Aparentemente, é o circuito arquetípico do herói que está sendo esboçado nesse início de livro – abandono da origem, aventura e volta ao lar ou, nos termos de J. Campbell, “separação, iniciação, retorno. Um herói, vindo do mundo cotidiano, se aventura numa região de prodígios sobrenaturais; ali encontra fabulosas forças e obtém uma vitória decisiva; então retorna de sua misteriosa aventura com o poder de trazer benefícios aos seus semelhantes”.1 Esta estrutura, associada ao tom fantasioso, típico dos relatos e novelas de sua época (reapareceria em seguida, por exemplo, nas novelas de Voltaire), é no entanto ameaçada desde logo por um sentimento difuso de catástrofe, de alguém que caminha para a própria perdição, num arrependimento recorrente que já aparece como distância e desencanto.

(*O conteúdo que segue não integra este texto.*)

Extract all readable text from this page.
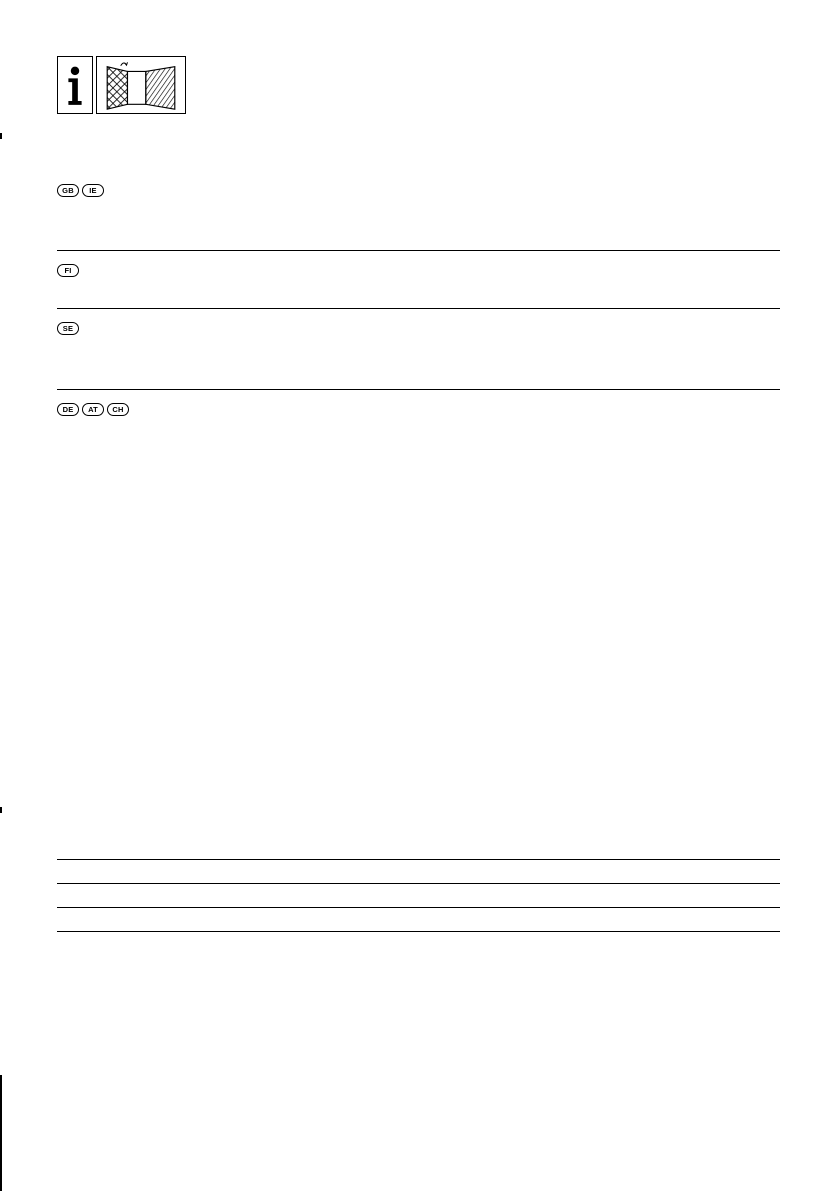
GB	IE
FI
SE
DE	AT	CH
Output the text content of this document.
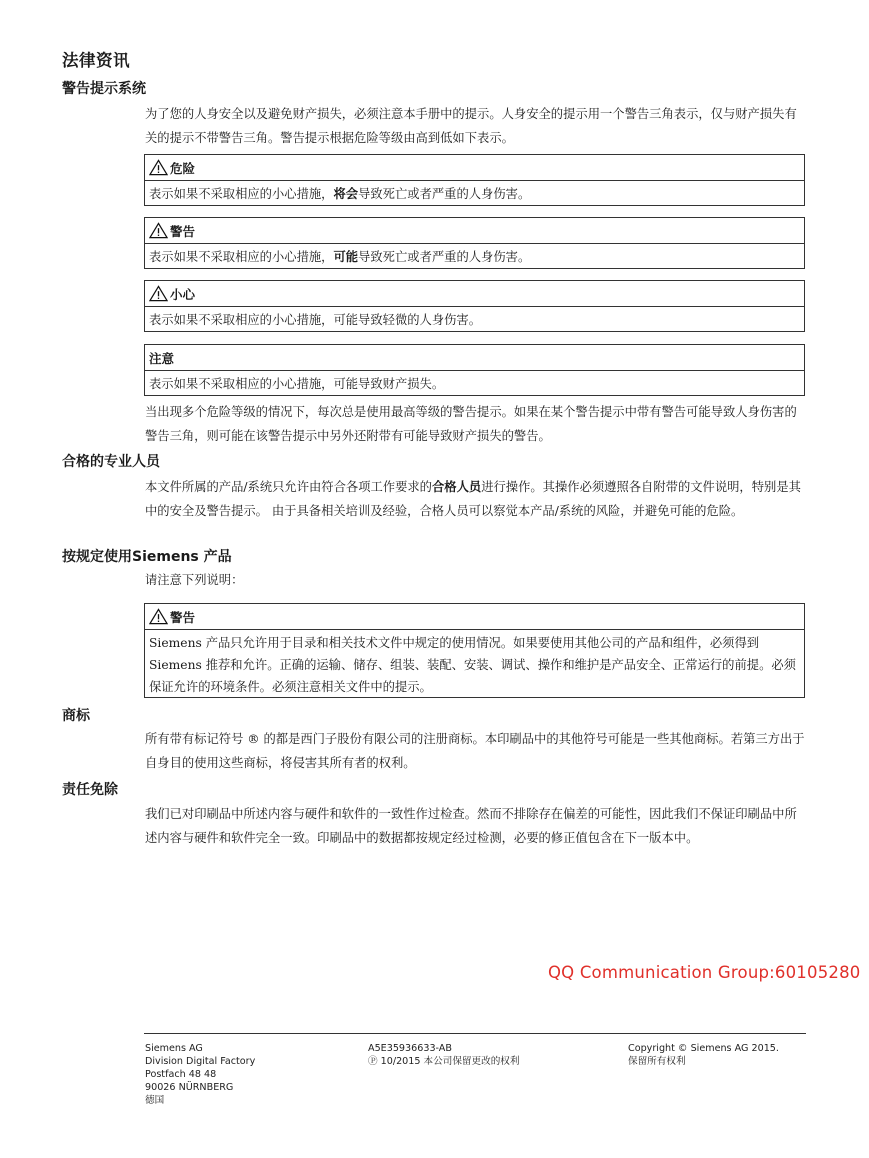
法律资讯
警告提示系统
为了您的人身安全以及避免财产损失，必须注意本手册中的提示。人身安全的提示用一个警告三角表示，仅与财产损失有关的提示不带警告三角。警告提示根据危险等级由高到低如下表示。
危险
表示如果不采取相应的小心措施，将会导致死亡或者严重的人身伤害。
警告
表示如果不采取相应的小心措施，可能导致死亡或者严重的人身伤害。
小心
表示如果不采取相应的小心措施，可能导致轻微的人身伤害。
注意
表示如果不采取相应的小心措施，可能导致财产损失。
当出现多个危险等级的情况下，每次总是使用最高等级的警告提示。如果在某个警告提示中带有警告可能导致人身伤害的警告三角，则可能在该警告提示中另外还附带有可能导致财产损失的警告。
合格的专业人员
本文件所属的产品/系统只允许由符合各项工作要求的合格人员进行操作。其操作必须遵照各自附带的文件说明，特别是其中的安全及警告提示。 由于具备相关培训及经验，合格人员可以察觉本产品/系统的风险，并避免可能的危险。
按规定使用Siemens 产品
请注意下列说明：
警告
Siemens 产品只允许用于目录和相关技术文件中规定的使用情况。如果要使用其他公司的产品和组件，必须得到 Siemens 推荐和允许。正确的运输、储存、组装、装配、安装、调试、操作和维护是产品安全、正常运行的前提。必须保证允许的环境条件。必须注意相关文件中的提示。
商标
所有带有标记符号 ® 的都是西门子股份有限公司的注册商标。本印刷品中的其他符号可能是一些其他商标。若第三方出于自身目的使用这些商标，将侵害其所有者的权利。
责任免除
我们已对印刷品中所述内容与硬件和软件的一致性作过检查。然而不排除存在偏差的可能性，因此我们不保证印刷品中所述内容与硬件和软件完全一致。印刷品中的数据都按规定经过检测，必要的修正值包含在下一版本中。
QQ Communication Group:60105280
Siemens AG
Division Digital Factory
Postfach 48 48
90026 NÜRNBERG
德国
A5E35936633-AB
Ⓟ 10/2015 本公司保留更改的权利
Copyright © Siemens AG 2015.
保留所有权利
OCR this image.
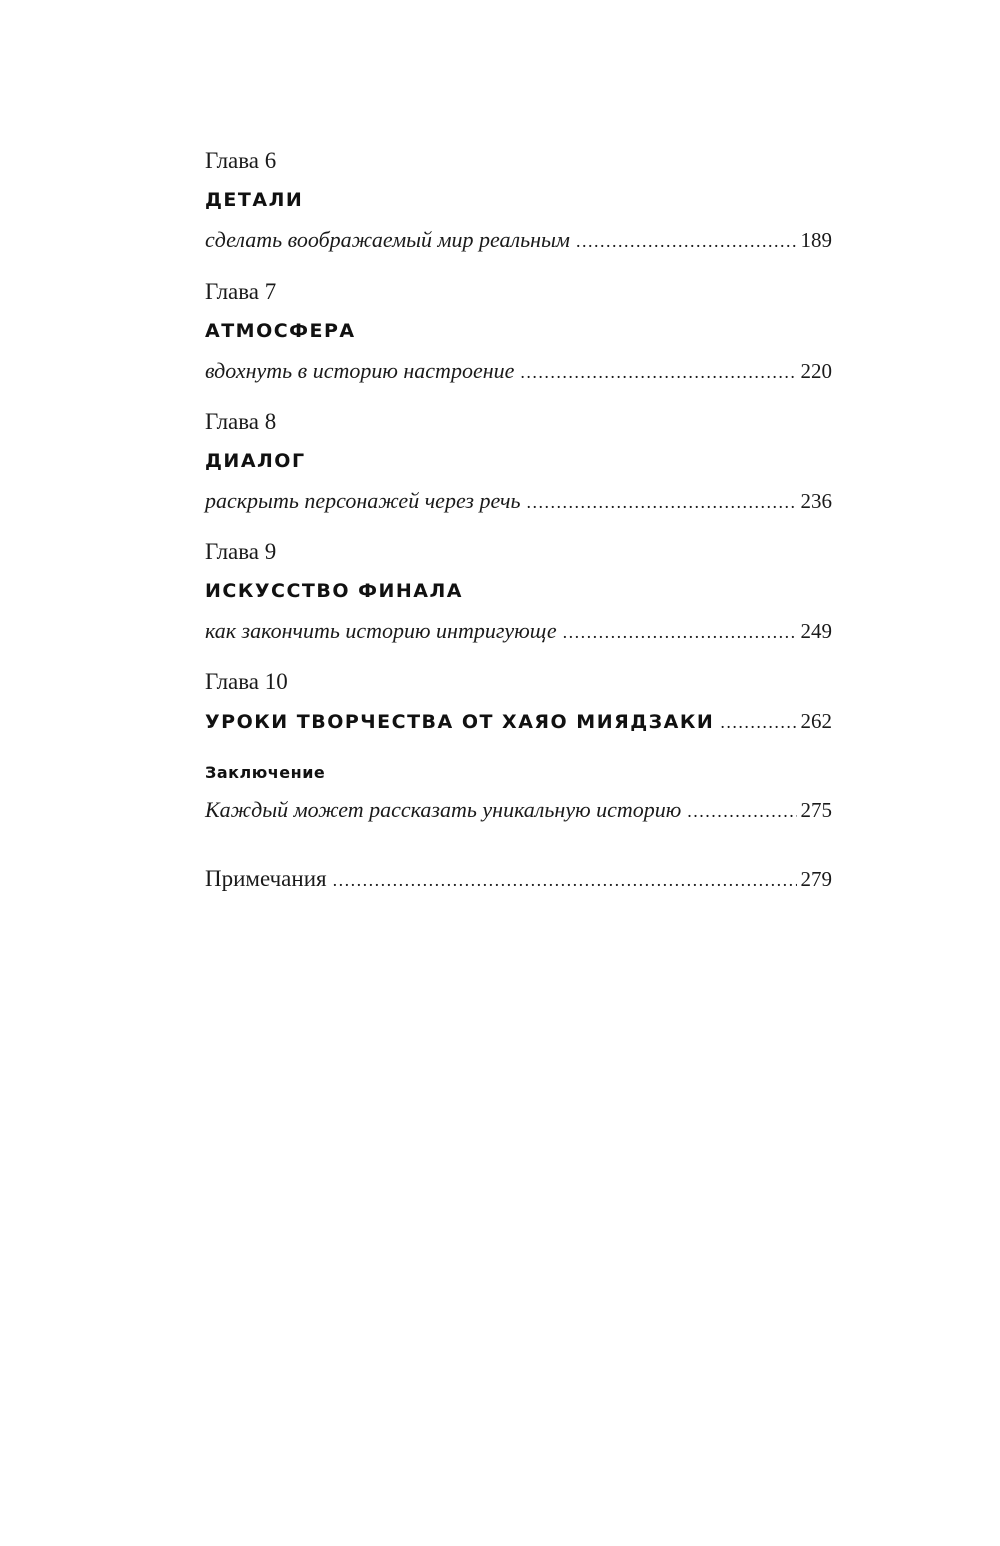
Глава 6
ДЕТАЛИ
сделать воображаемый мир реальным .....	189
Глава 7
АТМОСФЕРА
вдохнуть в историю настроение .....	220
Глава 8
ДИАЛОГ
раскрыть персонажей через речь .....	236
Глава 9
ИСКУССТВО ФИНАЛА
как закончить историю интригующе .....	249
Глава 10
УРОКИ ТВОРЧЕСТВА ОТ ХАЯО МИЯДЗАКИ .....	262
Заключение
Каждый может рассказать уникальную историю .....	275
Примечания .....	279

Daí que suas aventuras transformem-se instantaneamente em maus presságios: Robinson é avisado por um quase naufrágio, ainda na Grã-Bretanha, mas decide prosseguir; torna-se depois escravo de um corsário turco de Salé, escapa, mas volta ao mar; prospera na costa brasileira, plantando tabaco, mas sai à procura de escravos na costa africana e naufraga, passando 28 anos em sua ilha. É contra o bom senso, mas sem abandoná-lo jamais, que sua história vai se construir. Ao contrário do herói, alguém surpreendentemente escolhido para uma tarefa de que não pareceria capaz, mas que desempenhará brilhantemente, Robinson é antes de mais nada um sujeito imprudente, que não conhece seus próprios limites – que não soube frear seus impulsos, não ouviu os conselhos do pai nem os da tempestade, não podendo estar portanto à altura dos acontecimentos.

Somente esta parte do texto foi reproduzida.